Cold lessons: Boiler fails, E. Oregon school open

HERMISTON, Ore. (AP) — The boiler that supplied heat for a wing of a Hermiston elementary school has bit the dust, so students are studying with a little more clothing in rooms warmed by electric space heaters.

"We keep our jackets and gloves on," Rocky Heights third-grader Peyton Herman, 8, told the East Oregonian.

Teacher Jessica Campbell said students at first wore extra layers of clothing as a precaution, but most haven't found it necessary. The rooms each have two heaters and are checked three times a day to make sure temperatures are comfortable, she said.

That doesn't mean students are necessarily happy.

"I'm not really close to the heater, so I don't like that," said fifth-grader Nicholas Keeney, 11.

A crack in the boiler began to spread as temperatures dipped into the teens.

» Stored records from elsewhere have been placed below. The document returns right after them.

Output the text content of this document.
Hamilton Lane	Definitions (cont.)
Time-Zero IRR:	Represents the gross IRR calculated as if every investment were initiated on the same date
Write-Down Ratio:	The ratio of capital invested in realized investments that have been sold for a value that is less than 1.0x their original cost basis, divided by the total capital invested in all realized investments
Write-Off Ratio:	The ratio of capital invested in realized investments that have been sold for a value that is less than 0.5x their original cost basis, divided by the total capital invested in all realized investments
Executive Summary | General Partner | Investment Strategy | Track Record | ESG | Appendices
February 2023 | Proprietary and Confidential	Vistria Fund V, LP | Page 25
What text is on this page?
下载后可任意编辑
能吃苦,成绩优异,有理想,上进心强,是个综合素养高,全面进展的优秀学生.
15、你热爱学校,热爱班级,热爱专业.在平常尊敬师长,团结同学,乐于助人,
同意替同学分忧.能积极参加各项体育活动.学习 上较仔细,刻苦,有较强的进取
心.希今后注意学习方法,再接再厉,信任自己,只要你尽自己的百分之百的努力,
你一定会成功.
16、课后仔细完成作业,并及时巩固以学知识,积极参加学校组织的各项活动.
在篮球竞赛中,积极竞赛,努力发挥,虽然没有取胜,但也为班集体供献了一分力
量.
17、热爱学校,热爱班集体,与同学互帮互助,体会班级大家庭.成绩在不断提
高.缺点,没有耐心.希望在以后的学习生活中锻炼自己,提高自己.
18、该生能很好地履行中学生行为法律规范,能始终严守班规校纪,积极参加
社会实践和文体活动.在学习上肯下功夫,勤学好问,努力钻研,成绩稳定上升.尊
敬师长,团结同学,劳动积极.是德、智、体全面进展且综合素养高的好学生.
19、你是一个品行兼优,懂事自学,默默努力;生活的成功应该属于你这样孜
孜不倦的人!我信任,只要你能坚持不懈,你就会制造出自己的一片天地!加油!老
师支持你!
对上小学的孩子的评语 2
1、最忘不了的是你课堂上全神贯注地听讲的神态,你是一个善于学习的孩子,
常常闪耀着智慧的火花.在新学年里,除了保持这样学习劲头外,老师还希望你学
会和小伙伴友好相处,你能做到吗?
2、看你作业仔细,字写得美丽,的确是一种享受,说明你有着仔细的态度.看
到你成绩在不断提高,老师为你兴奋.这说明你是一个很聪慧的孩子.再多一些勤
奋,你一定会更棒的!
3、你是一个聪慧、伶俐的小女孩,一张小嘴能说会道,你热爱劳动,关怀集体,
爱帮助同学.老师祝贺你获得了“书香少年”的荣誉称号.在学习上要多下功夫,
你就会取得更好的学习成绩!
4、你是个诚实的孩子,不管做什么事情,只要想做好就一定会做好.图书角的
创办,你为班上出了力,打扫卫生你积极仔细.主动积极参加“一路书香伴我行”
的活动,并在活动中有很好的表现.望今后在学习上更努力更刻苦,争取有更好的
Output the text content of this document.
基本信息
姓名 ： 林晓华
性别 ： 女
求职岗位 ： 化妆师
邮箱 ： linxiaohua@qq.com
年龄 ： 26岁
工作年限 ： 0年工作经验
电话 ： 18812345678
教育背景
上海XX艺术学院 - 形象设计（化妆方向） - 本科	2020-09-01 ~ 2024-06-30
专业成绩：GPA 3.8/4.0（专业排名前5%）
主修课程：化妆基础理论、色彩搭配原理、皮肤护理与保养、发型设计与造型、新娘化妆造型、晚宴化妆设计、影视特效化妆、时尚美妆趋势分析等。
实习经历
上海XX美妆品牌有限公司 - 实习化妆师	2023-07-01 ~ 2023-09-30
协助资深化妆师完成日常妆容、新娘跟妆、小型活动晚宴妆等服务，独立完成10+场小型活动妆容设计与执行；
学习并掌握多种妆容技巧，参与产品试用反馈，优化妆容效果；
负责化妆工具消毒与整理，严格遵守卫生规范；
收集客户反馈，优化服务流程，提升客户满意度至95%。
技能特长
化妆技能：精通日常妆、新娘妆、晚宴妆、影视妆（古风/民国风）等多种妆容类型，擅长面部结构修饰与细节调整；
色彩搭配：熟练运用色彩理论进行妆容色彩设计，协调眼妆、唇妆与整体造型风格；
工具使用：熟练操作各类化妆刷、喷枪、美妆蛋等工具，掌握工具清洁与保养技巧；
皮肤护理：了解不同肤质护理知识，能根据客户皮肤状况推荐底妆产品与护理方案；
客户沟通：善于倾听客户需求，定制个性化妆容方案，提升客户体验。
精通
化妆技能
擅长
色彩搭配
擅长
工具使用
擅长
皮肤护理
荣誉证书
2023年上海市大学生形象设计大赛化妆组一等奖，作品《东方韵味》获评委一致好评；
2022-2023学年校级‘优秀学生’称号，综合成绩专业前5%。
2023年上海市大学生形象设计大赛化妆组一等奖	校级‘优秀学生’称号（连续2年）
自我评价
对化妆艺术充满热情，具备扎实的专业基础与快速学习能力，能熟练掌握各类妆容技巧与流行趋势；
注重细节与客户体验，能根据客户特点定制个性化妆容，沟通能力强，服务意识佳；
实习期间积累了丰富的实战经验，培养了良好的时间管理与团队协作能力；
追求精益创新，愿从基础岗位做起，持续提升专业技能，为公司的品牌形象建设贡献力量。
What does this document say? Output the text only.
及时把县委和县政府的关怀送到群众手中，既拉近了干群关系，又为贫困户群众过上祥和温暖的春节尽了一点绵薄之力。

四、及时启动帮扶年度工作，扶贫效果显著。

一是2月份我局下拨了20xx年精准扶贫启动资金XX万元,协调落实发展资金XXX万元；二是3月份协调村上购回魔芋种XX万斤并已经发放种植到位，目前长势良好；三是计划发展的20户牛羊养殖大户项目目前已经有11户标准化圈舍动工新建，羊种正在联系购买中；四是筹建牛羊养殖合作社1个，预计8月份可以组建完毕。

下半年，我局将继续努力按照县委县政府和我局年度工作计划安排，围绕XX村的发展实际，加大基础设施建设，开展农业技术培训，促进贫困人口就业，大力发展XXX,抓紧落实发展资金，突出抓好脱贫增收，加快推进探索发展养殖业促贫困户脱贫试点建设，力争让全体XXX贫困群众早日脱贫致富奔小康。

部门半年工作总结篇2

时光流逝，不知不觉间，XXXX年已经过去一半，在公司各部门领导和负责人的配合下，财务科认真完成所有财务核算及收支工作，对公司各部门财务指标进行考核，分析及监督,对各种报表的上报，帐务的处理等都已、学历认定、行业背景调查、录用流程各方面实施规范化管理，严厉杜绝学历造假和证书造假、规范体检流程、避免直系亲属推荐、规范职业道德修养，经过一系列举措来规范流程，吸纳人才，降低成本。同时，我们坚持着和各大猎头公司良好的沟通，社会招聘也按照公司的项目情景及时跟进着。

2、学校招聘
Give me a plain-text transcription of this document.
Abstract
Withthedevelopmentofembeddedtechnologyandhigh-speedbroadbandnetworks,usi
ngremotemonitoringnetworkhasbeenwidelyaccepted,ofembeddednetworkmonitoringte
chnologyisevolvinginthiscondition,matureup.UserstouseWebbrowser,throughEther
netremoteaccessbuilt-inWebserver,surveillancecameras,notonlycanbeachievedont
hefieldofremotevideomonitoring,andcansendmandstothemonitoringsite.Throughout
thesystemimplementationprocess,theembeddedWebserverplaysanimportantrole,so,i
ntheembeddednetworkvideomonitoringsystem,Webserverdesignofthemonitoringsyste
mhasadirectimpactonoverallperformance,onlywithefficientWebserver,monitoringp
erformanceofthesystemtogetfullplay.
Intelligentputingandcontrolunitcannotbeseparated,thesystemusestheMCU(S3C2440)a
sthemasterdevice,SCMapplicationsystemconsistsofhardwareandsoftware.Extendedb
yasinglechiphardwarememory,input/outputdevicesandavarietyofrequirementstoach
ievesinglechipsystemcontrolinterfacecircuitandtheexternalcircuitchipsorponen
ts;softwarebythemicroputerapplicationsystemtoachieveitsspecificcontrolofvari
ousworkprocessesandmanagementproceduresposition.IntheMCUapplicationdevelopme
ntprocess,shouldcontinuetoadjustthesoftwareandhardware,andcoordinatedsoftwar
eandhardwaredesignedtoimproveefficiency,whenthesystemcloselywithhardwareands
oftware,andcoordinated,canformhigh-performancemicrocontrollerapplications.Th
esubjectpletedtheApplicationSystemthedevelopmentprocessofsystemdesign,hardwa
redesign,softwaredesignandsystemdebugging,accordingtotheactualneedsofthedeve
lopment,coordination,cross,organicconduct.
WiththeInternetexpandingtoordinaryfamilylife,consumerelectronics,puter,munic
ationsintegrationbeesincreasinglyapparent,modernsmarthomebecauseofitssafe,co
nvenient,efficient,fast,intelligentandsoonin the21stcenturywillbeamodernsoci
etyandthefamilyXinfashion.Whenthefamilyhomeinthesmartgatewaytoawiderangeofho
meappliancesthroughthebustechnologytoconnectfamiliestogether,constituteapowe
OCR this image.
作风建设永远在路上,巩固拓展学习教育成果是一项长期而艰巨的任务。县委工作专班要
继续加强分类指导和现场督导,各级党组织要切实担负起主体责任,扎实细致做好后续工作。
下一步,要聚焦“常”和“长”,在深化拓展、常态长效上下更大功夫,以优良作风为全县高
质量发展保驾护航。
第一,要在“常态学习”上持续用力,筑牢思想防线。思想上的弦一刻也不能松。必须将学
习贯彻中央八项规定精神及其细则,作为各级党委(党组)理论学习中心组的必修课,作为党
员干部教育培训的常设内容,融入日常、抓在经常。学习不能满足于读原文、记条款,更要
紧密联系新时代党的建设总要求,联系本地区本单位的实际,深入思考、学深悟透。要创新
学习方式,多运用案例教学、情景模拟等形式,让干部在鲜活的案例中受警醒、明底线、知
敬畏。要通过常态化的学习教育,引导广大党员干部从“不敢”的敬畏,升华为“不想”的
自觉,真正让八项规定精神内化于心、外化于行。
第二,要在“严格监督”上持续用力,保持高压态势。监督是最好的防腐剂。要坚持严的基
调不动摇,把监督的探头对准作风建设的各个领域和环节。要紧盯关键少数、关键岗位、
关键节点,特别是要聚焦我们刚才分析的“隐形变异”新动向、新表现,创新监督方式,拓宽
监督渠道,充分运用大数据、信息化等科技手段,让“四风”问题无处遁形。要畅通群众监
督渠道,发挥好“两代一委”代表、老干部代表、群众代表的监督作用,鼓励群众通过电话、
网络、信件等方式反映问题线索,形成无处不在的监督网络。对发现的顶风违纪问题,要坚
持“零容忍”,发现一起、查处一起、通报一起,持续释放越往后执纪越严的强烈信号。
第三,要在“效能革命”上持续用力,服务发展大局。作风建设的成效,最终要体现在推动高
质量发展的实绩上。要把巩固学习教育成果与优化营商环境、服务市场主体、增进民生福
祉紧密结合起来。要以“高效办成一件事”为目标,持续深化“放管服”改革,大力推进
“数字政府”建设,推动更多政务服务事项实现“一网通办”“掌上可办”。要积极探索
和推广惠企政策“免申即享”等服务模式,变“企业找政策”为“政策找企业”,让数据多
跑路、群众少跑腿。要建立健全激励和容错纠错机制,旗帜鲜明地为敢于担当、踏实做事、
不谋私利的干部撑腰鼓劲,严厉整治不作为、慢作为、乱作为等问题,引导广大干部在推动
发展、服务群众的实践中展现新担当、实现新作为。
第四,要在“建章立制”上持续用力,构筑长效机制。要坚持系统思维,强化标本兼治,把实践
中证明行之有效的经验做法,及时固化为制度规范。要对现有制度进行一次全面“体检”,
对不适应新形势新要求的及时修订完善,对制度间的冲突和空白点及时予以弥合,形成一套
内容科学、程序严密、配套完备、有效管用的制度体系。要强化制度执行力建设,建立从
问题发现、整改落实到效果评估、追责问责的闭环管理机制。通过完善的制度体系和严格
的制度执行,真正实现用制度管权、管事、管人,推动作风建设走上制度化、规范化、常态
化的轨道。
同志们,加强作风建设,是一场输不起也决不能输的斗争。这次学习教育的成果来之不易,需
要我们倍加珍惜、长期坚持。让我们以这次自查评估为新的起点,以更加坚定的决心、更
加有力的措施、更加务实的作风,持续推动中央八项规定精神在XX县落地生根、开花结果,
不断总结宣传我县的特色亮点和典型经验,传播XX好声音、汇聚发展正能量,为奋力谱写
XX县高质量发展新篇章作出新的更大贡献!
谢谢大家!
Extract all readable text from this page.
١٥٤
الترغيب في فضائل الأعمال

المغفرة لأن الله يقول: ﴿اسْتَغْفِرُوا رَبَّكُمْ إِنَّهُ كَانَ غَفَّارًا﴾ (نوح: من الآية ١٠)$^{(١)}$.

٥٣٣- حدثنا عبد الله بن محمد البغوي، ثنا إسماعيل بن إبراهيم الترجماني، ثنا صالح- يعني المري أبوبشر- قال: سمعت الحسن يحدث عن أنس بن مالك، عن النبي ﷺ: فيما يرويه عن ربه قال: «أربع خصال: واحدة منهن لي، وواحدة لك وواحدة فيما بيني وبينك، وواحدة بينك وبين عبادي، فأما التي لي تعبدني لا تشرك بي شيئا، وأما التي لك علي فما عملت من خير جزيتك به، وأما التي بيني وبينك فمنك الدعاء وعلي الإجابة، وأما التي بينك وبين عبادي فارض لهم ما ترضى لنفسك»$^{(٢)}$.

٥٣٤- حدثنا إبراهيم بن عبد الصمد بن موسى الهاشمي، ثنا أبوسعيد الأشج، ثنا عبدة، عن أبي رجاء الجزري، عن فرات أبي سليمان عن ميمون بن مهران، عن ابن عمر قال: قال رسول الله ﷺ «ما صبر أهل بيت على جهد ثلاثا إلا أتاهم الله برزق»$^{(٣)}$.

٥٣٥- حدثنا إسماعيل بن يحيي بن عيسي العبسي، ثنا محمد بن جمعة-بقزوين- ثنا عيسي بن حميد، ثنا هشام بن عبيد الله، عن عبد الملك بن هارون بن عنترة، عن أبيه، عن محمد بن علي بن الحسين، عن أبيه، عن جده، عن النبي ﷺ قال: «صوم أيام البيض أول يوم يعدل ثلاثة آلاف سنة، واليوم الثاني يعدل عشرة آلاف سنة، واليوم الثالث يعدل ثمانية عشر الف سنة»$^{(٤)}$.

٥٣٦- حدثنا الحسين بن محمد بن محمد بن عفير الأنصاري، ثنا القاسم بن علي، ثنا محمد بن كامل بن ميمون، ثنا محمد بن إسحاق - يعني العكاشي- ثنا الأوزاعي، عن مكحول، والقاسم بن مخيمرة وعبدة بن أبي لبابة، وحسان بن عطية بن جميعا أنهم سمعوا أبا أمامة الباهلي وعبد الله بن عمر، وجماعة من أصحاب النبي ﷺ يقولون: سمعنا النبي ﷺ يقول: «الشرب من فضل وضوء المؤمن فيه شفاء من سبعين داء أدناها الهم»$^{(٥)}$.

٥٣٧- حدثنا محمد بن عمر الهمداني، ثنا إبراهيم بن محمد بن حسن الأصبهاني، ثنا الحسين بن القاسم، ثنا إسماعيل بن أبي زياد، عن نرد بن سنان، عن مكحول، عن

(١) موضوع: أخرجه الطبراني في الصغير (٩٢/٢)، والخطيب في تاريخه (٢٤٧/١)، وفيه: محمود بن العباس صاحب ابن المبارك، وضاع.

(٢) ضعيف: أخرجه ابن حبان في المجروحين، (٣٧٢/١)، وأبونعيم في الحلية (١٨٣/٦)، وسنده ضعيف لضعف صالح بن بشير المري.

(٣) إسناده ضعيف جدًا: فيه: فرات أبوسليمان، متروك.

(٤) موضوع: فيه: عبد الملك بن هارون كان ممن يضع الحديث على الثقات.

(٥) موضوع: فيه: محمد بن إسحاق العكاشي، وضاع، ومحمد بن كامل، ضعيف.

"We started losing it around Jan. 1, and we limped it along for another week or so," said Mike Kay, Hermiston school district's director of support services.

The failure affected a wing holding 12 classrooms.

A $60,000 replacement to the nearly 50-year-old boiler will take another three to four weeks to arrive.

Even though the wait may be inconvenient, Kay said, the school district decided to spend time looking for the most efficient model and keep the classrooms open.

"It is better than the alternative, which would have been no school," Campbell said. "We really couldn't have afforded that."